Just a few miles away is their neighbouring dairy farmer, Jonathan Scott. His tenant farm first went down with bTB in 2016. Since then they have been in and out of bTB and have just gone down again. He said they had no other option but to build the farming business around bTB.
Both farmers are less than 10 miles from each other, but admit sitting around a kitchen table to discuss the impact of bTB was a rare thing to do. However they said it is something they should do more often.
Ms Mottershead said: You are so engrained in your own bTB situation it is quite rare that you actually share what you are going through with someone else.
If any other Government policy had such an impact on peoples mental health if people were taking their own life, sobbing over kitchen tables, and people were being given the message that farmers are given, there would be public outcry.
"But it seems like for farmers, it is okay, it is acceptable.
Speaking to Farmers Guardians Over the Farm Gate podcast, Rural Affairs and North Wales Minister, Lesley Griffiths, said support is absolutely there and she is trying to find additional funding in an already difficult funding environment to support mental health services more within agriculture.

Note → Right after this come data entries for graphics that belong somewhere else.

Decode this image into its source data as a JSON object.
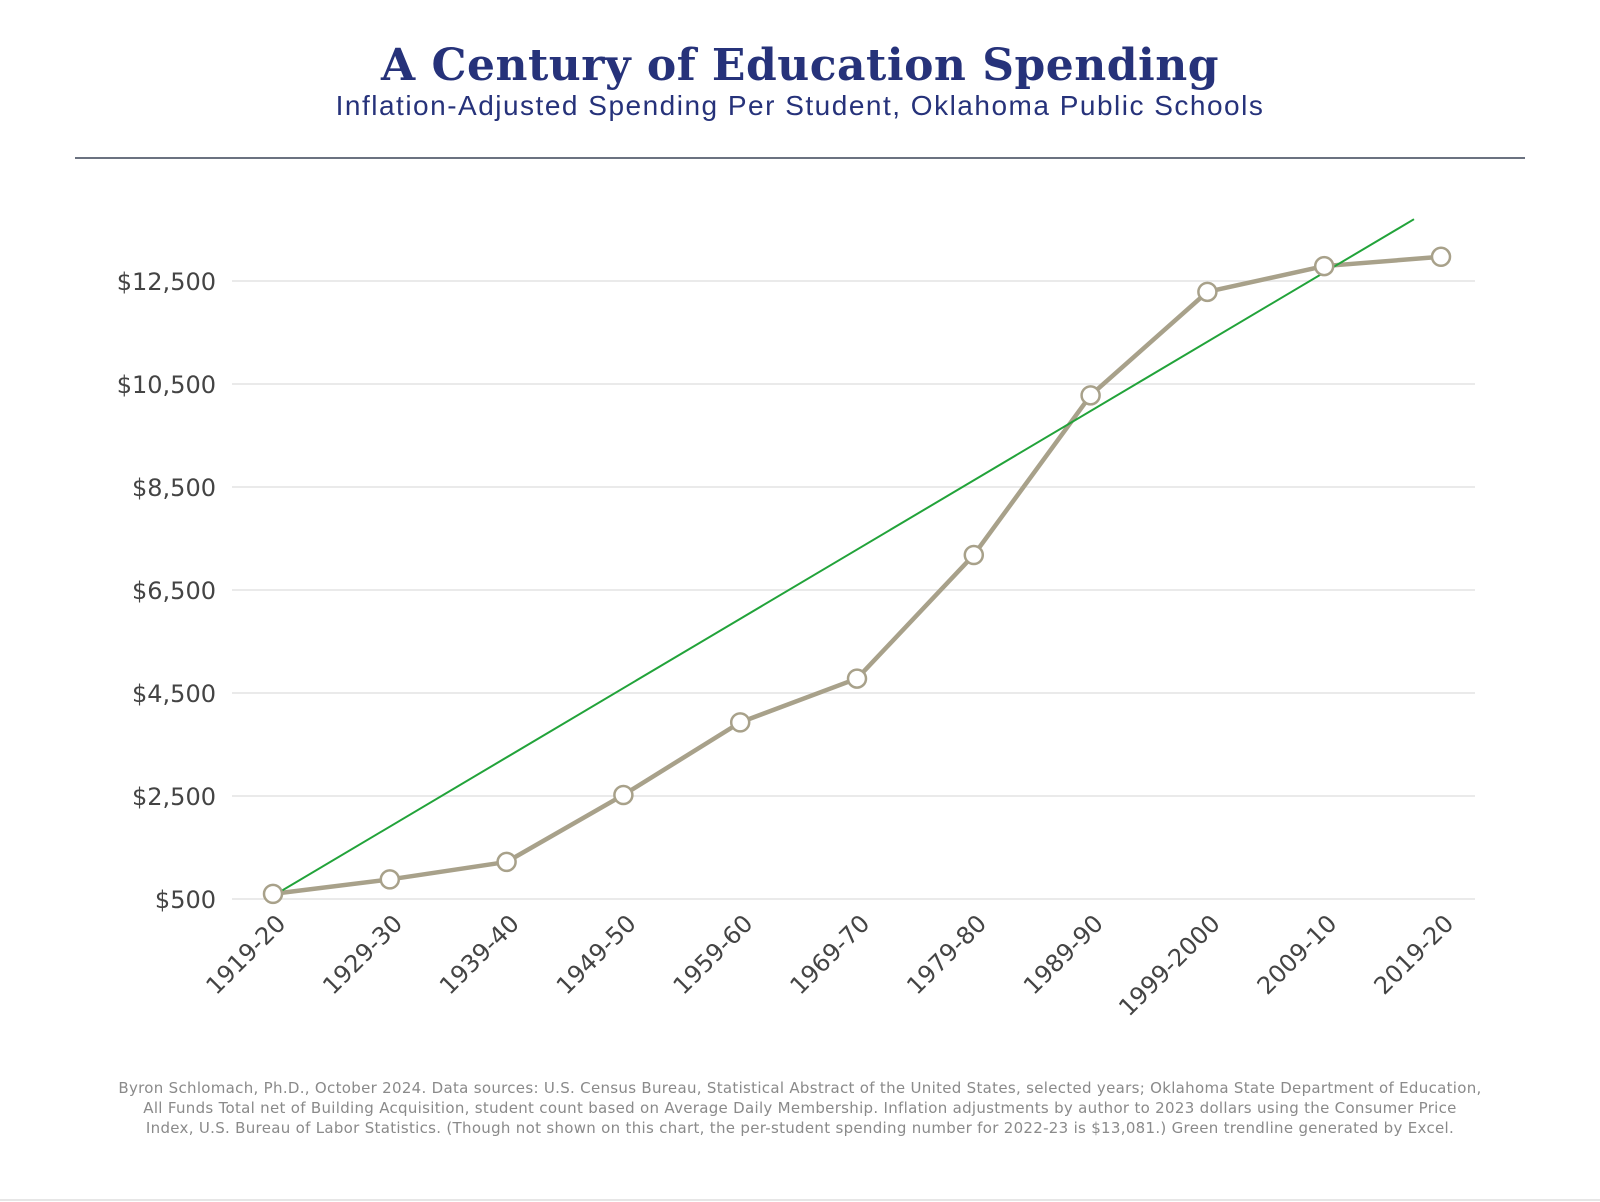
{
  "header": {
    "title": "A Century of Education Spending",
    "subtitle": "Inflation-Adjusted Spending Per Student, Oklahoma Public Schools"
  },
  "footer": {
    "source_line_1": "Byron Schlomach, Ph.D., October 2024. Data sources: U.S. Census Bureau, Statistical Abstract of the United States, selected years; Oklahoma State Department of Education,",
    "source_line_2": "All Funds Total net of Building Acquisition, student count based on Average Daily Membership. Inflation adjustments by author to 2023 dollars using the Consumer Price",
    "source_line_3": "Index, U.S. Bureau of Labor Statistics. (Though not shown on this chart, the per-student spending number for 2022-23 is $13,081.) Green trendline generated by Excel."
  },
  "colors": {
    "title": "#26327a",
    "series_line": "#a8a18a",
    "trendline": "#22a33a",
    "gridline": "#e3e3e3",
    "tick_text": "#444444"
  },
  "chart_data": {
    "type": "line",
    "title": "A Century of Education Spending",
    "subtitle": "Inflation-Adjusted Spending Per Student, Oklahoma Public Schools",
    "xlabel": "",
    "ylabel": "",
    "categories": [
      "1919-20",
      "1929-30",
      "1939-40",
      "1949-50",
      "1959-60",
      "1969-70",
      "1979-80",
      "1989-90",
      "1999-2000",
      "2009-10",
      "2019-20"
    ],
    "series": [
      {
        "values": [
          600,
          880,
          1220,
          2520,
          3930,
          4780,
          7180,
          10280,
          12290,
          12790,
          12970
        ]
      }
    ],
    "trendline": {
      "type": "linear",
      "start": 560,
      "end": 13700
    },
    "yticks": [
      500,
      2500,
      4500,
      6500,
      8500,
      10500,
      12500
    ],
    "ytick_labels": [
      "$500",
      "$2,500",
      "$4,500",
      "$6,500",
      "$8,500",
      "$10,500",
      "$12,500"
    ],
    "ylim": [
      500,
      14000
    ],
    "grid": true,
    "legend": "none",
    "x_tick_rotation": -45
  }
}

But Mr Scott said the help offered must go further than asking farmers to ring a number on a back of a leaflet. He said the lack of empathy and understanding when delivering bTB results, is not helping farmers.
Nobody rings you up to say you have failed your TB test - are you alright? Can we help you? There is nothing like that, he said.
Ms Mottershead said It is ok for the Minister to say she understands, but until you are on that farm bTB testing - you do not truly understand.
I told her we are bTB testing on these days, and told her to come and visit.
It is almost like a tick boxing exercise. Yes we will work farmers, because I have planned to go there, but it never happens.
Ms Griffiths said she has never not turned up for appointment and is very happy to look at any invitation from any farmer, at any time.
A lot of my job is based in Cardiff and I ensure that I get round to as many farm visits as I can. I think it is really important that I visit farms and listen to their experience of bTB testing, she said.
She said listening and working closely with farmers, vets, charities and other agencies is integral to reaching the goal of a TB free Wales by 2041.
But the robustness of that partnership work has been criticised in recent week, due to the lack of attendance by the Welsh Government at a series of bTB discussion meetings hosted by NFU Cymru.
The Welsh Government failed to attend two out of the three meetings, with the Chief Veterinary Officer sent to the final meeting in Wrexham. Many local farmers were said to be left disappointed that the Rural Minister and their local Labour MP did not turn up.
I was not aware of the invitation to the three meetings. My diary is planned some time in advance. Just because Wrexham is my home, I am not always there unfortunately, Ms Griffiths said.
Listening to what farmers have to say, is something the Welsh Government said it is committed to, but in reality many farmers would say the opposite is happening right now.
Ms Mottershead said she has been at bTB events organised by the Welsh Government where farmers have been told not to discuss wildlife.
I have been in meetings and we are not even allowed to raise the topic of wildlife. It was brought up in the last meeting when the Minister was there and we were told not to discuss it.
It is crazy, we are on the border. Just up the road, you can speak to farmers in the Holstein club, and those farmers say badger culling has been great it has done amazing things, but we cannot do it where we are.
Mr Scott added it feels like the Welsh Government still blame farmers for bTB breakdowns.
We have all been told, we have all brought it in, it is through movement, he said.
As well as giving farmers a voice, the Welsh Government said vets are also vital to discussions and the long-term delivery of eradicating bTB.
Lara Robinson, of Daleside Vets, works with farmers both in Wales and England. She said it is infuriating that the devolved nations are all doing different things.
How can we expect farmers to be engaged when rules for one farm are completely different to rules for another farm only a few miles away across the border. I do not think that badgers are the only reason for bTB.
"There is a huge amount of work that can be done to prevent and manage bTB through improved biosecurity and purchasing decisions; focusing solely on the risk badgers pose would be the wrong approach.
"However, culling of badgers has shown to be effective and it is infuriating that the discussion for its implementation in Wales has been completely off the table.